23 set, 2015 - 16:56 • Aura Miguel , nos EUA, e Filipe d’Avillez
O Papa Francisco elogiou esta quarta-feira a forma como os bispos americanos lidaram com o escândalo dos abusos de menores por parte de clérigos.
Num discurso aos bispos, na catedral de São Mateus, em Washington, Francisco abordou o tema, incluindo-o na listagem de aspectos que admira na Igreja americana.
“Estou consciente da coragem com que enfrentastes momentos obscuros do vosso percurso eclesial, sem temer autocríticas nem vos poupardes a humilhações e sacrifícios, sem ceder ao temor de vos despojardes de quanto é secundário, contanto que se recuperasse a credibilidade e a confiança requerida aos Ministros de Cristo”.
“Sei quanto vos pesou a ferida dos últimos anos e acompanhei o vosso generoso esforço para curar as vítimas – conscientes de que, curando, também nós ficamos curados – e para continuar a agir a fim de que tais crimes nunca mais se repitam”, afirmou.

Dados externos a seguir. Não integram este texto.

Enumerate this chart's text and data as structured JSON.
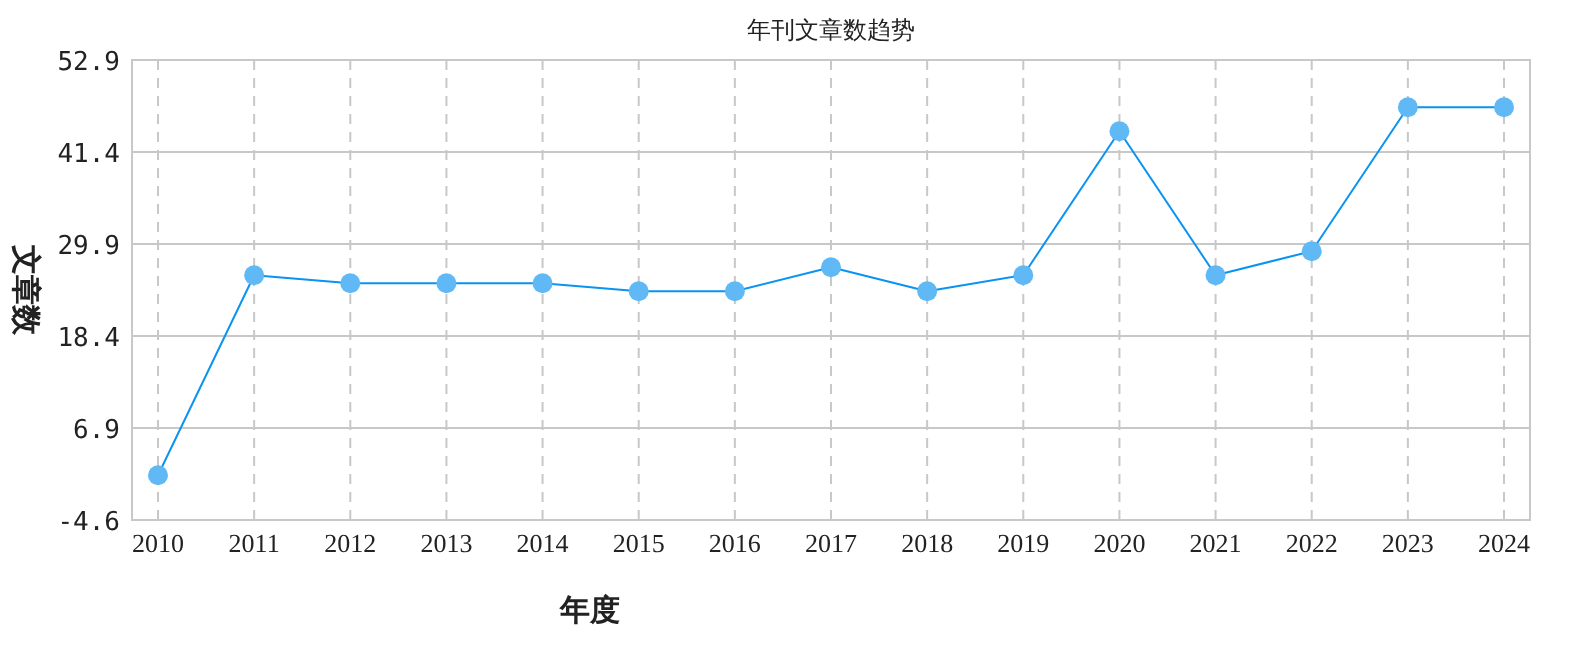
{
  "chart_data": {
    "type": "line",
    "title": "年刊文章数趋势",
    "xlabel": "年度",
    "ylabel": "文章数",
    "categories": [
      "2010",
      "2011",
      "2012",
      "2013",
      "2014",
      "2015",
      "2016",
      "2017",
      "2018",
      "2019",
      "2020",
      "2021",
      "2022",
      "2023",
      "2024"
    ],
    "series": [
      {
        "color": "#0a93f0",
        "values": [
          1,
          26,
          25,
          25,
          25,
          24,
          24,
          27,
          24,
          26,
          44,
          26,
          29,
          47,
          47
        ]
      }
    ],
    "ylim": [
      -4.6,
      52.9
    ],
    "yticks": [
      -4.6,
      6.9,
      18.4,
      29.9,
      41.4,
      52.9
    ],
    "grid": true,
    "marker": "circle",
    "line_style": "solid"
  }
}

A Igreja americana foi das mais duramente atingidas por esta crise, sobretudo porque a cultura de indemnizações levou ao pagamento de milhões de dólares às vítimas e inclusivamente à falência de várias dioceses.
Naquele que foi o maior discurso até ao momento desta viagem a Cuba e aos Estados Unidos, Francisco teceu uma série de considerações sobre o que espera dos bispos, como por exemplo a atenção e o cuidado pelos sacerdotes, para que não se deixem desencorajar ou transformar em burocratas.
Diálogo sem medo
Numa sociedade muito polarizada, não só no campo político, mas também internamente na Igreja, o Papa pediu um compromisso com as causas sociais mas sem linguagem ou atitudes conflituosas.

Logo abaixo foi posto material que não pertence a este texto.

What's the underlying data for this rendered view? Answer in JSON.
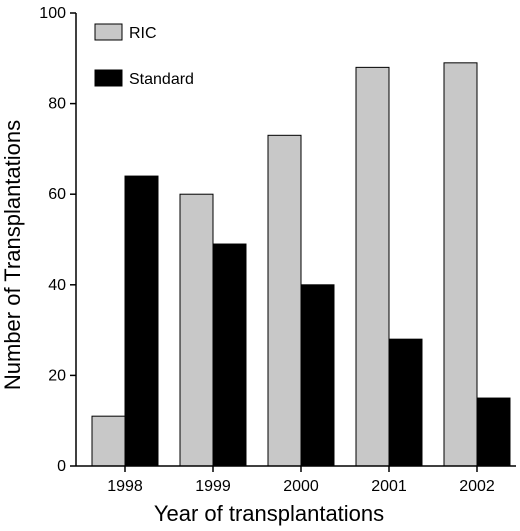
{
  "chart_data": {
    "type": "bar",
    "xlabel": "Year of transplantations",
    "ylabel": "Number of Transplantations",
    "categories": [
      "1998",
      "1999",
      "2000",
      "2001",
      "2002"
    ],
    "series": [
      {
        "name": "RIC",
        "values": [
          11,
          60,
          73,
          88,
          89
        ],
        "color": "#c8c8c8"
      },
      {
        "name": "Standard",
        "values": [
          64,
          49,
          40,
          28,
          15
        ],
        "color": "#000000"
      }
    ],
    "ylim": [
      0,
      100
    ],
    "yticks": [
      "0",
      "20",
      "40",
      "60",
      "80",
      "100"
    ],
    "grid": false,
    "legend_position": "top-left"
  }
}
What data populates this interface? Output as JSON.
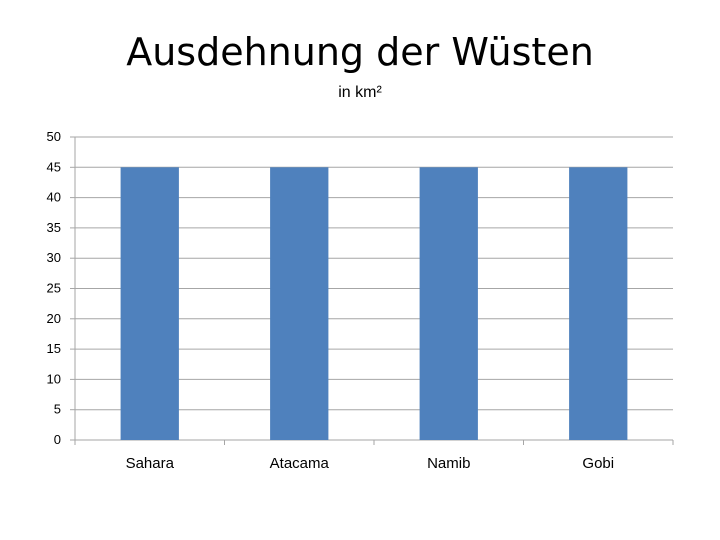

“O caminho a seguir é o diálogo entre vós, diálogo nos vossos presbitérios, diálogo com os leigos, diálogo com as famílias, diálogo com a sociedade. Não me cansarei jamais de vos encorajar a dialogar sem medo. Quanto mais rico for o património que tendes para partilhar desassombradamente, tanto mais eloquente há-de ser a humildade com que o deveis oferecer”, disse, concluindo que “a linguagem dura e belicosa da divisão não fica bem nos lábios do pastor, não tem direito de cidadania no seu coração e, embora de momento pareça garantir uma aparente hegemonia, só o fascínio duradouro da bondade e do amor é que permanece verdadeiramente convincente”.
Contudo, explica Francisco, há certos assuntos em relação aos quais os bispos simplesmente não podem ficar calados: “A vítima inocente do aborto, as crianças que morrem de fome ou debaixo das bombas, os imigrantes que acabam afogados em busca de um amanhã, as pessoas idosas ou os doentes que olhamos sem interesse, as vítimas do terrorismo, das guerras, da violência e do narcotráfico, o meio ambiente devastado por uma relação predatória do homem com a natureza”, elencou.
“Em tudo isto está sempre em jogo o dom de Deus, do qual somos administradores nobres mas não patrões. Por conseguinte, não é lícito iludir ou silenciar. De importância não menor é o anúncio do Evangelho da família que, na iminente Jornada Mundial das Famílias, em Filadélfia, terei ocasião de proclamar com força juntamente convosco e a Igreja inteira.”
Identificação com os imigrantes
Durante o seu discurso, Francisco referiu-se a si mesmo como americano estabelecendo assim uma identificação com os bispos a quem se dirigia, chegando mesmo a comparar a história e a geografia dos EUA com as da Argentina.
Mas o Papa deixou para o final deste texto um apelo sentido a favor do acolhimento dos imigrantes da América latina que procuram diariamente entrar nos Estados Unidos, em busca de uma vida melhor.
“Neste momento, tendes esta longa vaga de imigração latina que investe muitas das vossas dioceses. Não só como Bispo de Roma, mas também como pastor vindo do Sul, sinto a necessidade de vos agradecer e encorajar. Talvez não vos seja fácil ler a sua alma; talvez vos sintais desafiados pela sua diversidade. Sabei, no entanto, que também possuem recursos para partilhar. Por isso, acolhei-os sem medo.”
“Oferecei-lhes o calor do amor de Cristo e decifrareis o mistério do seu coração. Estou certo de que, mais uma vez, estas pessoas enriquecerão a América e a sua Igreja”, concluiu Francisco.